Question

Solve the equation `tan2x+1=sec2x`?

Answer 1

I am sorry. It is incorrect. The correct answer is `x = npi, n in ZZ`

Explanation:

Given: `tan(2x)+1=sec(2x)`

You can write this as:

`tan(2x)+1-sec(2x)=0`

This is the graph below:

graph{tan(2x)+1-sec(2x) [-10, 10, -5, 5]}

Please observe that the graph crosses zero at every integer multiple of `pi`.

This makes the answer `x = npi` where an n is any member of the set of integer numbers.

Written a bit more formally: `x = npi, x in ZZ`

Answer 2

Please see below.

Explanation:

You have been correct but

let me list out steps taken by you and what has gone wrong.

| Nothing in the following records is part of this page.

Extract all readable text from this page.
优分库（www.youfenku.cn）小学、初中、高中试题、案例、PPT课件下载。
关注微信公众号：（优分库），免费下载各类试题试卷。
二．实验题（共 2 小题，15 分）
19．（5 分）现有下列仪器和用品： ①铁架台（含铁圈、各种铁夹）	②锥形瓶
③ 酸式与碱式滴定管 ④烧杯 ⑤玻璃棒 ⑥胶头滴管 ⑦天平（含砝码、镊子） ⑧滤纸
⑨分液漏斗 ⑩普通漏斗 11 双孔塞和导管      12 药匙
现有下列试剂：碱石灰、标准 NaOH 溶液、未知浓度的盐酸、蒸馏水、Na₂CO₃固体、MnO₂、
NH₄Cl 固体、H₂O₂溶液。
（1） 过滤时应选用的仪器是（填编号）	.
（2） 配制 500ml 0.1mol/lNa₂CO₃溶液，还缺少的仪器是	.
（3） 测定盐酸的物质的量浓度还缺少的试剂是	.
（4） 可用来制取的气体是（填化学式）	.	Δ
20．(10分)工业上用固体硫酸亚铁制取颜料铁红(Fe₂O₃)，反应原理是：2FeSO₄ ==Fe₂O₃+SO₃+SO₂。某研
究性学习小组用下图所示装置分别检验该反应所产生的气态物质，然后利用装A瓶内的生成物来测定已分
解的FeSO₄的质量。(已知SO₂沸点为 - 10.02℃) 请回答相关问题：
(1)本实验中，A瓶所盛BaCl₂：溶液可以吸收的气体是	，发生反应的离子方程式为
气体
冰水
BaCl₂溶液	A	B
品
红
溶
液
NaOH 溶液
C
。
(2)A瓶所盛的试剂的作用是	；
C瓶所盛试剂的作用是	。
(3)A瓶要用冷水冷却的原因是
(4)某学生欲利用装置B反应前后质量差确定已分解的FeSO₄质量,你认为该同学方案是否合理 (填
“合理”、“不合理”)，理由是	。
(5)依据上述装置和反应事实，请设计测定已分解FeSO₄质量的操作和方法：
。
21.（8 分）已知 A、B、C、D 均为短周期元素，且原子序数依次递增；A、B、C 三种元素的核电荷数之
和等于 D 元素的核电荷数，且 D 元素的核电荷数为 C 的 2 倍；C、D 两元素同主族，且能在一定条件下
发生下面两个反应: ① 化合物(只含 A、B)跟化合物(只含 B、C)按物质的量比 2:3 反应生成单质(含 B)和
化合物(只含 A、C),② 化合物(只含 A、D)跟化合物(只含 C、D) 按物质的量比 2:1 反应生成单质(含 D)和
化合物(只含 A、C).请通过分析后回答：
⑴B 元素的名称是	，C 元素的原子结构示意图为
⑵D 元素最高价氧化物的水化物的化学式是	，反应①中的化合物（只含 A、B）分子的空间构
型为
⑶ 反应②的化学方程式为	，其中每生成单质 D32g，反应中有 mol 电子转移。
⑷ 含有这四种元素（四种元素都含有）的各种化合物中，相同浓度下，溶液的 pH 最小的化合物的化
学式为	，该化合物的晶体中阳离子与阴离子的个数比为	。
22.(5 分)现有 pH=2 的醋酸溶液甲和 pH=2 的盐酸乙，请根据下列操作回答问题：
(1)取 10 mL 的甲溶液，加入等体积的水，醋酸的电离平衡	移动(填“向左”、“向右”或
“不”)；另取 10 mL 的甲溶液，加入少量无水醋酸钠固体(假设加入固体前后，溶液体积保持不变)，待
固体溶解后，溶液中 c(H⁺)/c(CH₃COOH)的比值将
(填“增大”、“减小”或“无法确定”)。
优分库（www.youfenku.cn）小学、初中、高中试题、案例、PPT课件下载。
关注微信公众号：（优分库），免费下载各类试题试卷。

`tan2x+1 =(sin2x)/(cos2x) +1` and `sec2x=1/(cos2x)`

Therefore `(sin2x+cos2x)/(cos2x) = 1/(cos2x)`

or `sin2x+cos2x=1`

or `sin2x+cos2x-1=0`

or `sin2x- 2sin^2x=0`

or `2sinxcosx-2sin^2x=0`

or `2sinx(cosx-sinx)=0`

Therefore either `2sinx=0` i.e. `sinx=0` and `x=npi`

or `cosx-sinx=0` i.e. `tanx=1` and `x=npi+pi/4`

But for `tan(2xxpi/4)` and `sec(2xxpi/4)`, as `2xxpi/4=pi/2` and for this these ratios are not defined

Solution within `0 <= x < 2pi` is `x={0,pi,2pi}`

or general solution is `x=npi`.